Rollet was born in Lagnieu, son of a postmaster. He was sent to the Meximieux seminary at the age of nine and then went to the Royal College of Lyon before going to study medicine at the Medical School in Lyon. He then transferred to Paris. He became an intern in 1845 at the Beaujon Hospital under Stanislas Laugier. He hoped to become a surgeon at Hôtel Dieu but finally was admitted to the École de Antiquaille in 1850. He however joined service only in 1855, practicising in own clinic on rue Claudio in dermato-venerology for five years. In the nine years that he served, he specialized in syphilis. He was able to demonstrate that Philippe Ricord had confounded two diseases, the infection caused by a combination of Treponema pallidum and Haemophilus ducreyi, and true syphilis. In 1877 he was appointed to the chair of hygiene at the newly founded Faculty of Medicine at Lyon.[1][2][3]

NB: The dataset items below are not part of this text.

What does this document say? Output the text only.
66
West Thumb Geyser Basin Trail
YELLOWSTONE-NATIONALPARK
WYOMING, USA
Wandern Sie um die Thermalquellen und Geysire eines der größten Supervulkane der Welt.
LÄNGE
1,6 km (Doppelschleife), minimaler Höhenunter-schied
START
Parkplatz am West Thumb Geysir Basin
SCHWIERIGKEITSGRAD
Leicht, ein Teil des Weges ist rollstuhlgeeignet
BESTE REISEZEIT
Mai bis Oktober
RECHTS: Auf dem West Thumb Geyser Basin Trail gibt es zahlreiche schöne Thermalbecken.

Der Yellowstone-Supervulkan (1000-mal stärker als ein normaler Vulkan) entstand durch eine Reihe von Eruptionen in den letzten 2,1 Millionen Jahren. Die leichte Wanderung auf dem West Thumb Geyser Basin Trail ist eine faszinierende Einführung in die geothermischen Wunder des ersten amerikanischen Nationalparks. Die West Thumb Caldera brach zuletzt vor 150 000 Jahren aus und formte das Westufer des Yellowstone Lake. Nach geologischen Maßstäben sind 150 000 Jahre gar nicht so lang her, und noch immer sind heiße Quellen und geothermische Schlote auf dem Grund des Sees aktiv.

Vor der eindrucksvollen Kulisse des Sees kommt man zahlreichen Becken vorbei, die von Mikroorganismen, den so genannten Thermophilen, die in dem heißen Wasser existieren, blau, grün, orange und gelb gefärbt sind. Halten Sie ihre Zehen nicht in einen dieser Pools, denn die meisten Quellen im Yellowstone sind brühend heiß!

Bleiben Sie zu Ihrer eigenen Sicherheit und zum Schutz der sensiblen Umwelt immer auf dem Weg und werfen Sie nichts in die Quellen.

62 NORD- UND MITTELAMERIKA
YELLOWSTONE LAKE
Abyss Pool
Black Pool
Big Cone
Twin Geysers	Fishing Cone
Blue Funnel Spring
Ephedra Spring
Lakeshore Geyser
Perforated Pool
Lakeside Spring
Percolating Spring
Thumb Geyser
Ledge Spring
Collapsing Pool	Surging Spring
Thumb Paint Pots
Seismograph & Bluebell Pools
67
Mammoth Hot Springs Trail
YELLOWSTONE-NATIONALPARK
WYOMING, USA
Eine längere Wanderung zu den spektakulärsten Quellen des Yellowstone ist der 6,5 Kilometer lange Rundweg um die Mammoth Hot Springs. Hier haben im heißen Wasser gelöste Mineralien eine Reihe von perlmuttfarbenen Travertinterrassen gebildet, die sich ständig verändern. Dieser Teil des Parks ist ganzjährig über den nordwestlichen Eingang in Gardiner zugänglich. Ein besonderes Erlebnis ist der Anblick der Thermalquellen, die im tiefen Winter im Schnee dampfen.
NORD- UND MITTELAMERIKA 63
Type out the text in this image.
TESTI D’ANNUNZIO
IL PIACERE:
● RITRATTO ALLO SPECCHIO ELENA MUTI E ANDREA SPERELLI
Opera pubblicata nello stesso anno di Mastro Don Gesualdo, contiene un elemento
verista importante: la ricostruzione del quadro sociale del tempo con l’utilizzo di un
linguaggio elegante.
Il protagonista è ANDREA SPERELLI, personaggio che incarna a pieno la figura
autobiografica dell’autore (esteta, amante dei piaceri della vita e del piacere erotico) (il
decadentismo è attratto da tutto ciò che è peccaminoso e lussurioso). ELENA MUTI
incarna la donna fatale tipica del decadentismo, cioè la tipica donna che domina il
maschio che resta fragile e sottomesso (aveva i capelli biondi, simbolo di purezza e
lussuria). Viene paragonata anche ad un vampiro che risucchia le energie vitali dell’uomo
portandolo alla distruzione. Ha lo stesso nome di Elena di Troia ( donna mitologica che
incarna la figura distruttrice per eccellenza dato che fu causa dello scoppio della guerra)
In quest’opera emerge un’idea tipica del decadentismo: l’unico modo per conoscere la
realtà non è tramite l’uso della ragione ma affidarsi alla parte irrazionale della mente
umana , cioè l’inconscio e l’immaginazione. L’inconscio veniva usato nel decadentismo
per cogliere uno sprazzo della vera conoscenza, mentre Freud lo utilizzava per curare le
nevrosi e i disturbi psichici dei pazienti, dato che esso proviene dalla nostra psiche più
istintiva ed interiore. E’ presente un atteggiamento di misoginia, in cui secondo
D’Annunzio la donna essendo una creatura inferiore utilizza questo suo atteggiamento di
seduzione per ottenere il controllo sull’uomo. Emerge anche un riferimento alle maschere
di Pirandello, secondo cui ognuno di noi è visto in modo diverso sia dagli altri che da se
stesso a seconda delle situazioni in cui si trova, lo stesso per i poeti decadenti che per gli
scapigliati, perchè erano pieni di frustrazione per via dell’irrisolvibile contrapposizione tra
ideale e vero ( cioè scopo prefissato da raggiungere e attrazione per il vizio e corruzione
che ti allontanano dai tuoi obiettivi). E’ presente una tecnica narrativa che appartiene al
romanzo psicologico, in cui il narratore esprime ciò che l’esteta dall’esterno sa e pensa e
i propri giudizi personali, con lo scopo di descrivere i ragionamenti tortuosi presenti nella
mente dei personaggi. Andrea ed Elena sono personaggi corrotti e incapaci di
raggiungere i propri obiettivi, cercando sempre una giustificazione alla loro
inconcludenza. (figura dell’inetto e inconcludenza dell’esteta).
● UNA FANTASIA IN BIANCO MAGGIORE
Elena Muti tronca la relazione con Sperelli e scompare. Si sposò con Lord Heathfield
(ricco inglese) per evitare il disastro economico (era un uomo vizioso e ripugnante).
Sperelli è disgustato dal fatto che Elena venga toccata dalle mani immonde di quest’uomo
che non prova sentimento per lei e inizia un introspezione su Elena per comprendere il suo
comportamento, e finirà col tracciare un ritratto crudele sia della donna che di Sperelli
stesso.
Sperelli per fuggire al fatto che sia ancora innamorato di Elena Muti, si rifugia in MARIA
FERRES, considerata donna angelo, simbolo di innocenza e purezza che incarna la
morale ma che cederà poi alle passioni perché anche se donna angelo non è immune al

Rollet married Jullieron, daughter of notary Roanne in 1855. They had a son who became an ophthalmologist and a daughter who in her second marriage wed Alexandre Lacassagne, a forensic medicine pioneer. Rollet was made Knight of the Legion of Honor in 1864. Rollet died suddenly, he was to deliver a speech the next day while presiding over the Congress of Dermato-venerology in Lyon. He was buried at Beynost.

References[edit]

  1. ^ Beeson, B. Barker (1934). "Joseph Rollet, M.D." Archives of Dermatology. 29 (4): 598. doi:10.1001/archderm.1934.01460100116012. ISSN 0003-987X.
  2. ^ Chevallier, Jacques (2010). "Joseph Rollet à l'ombre de Ricord" (PDF). Histoire des sciences médicales (in French). 44 (1): 65–72.
  3. ^ "The centenary of Joseph Rollet". The Lancet. 205 (5293): 293. 1925. doi:10.1016/S0140-6736(01)20008-7.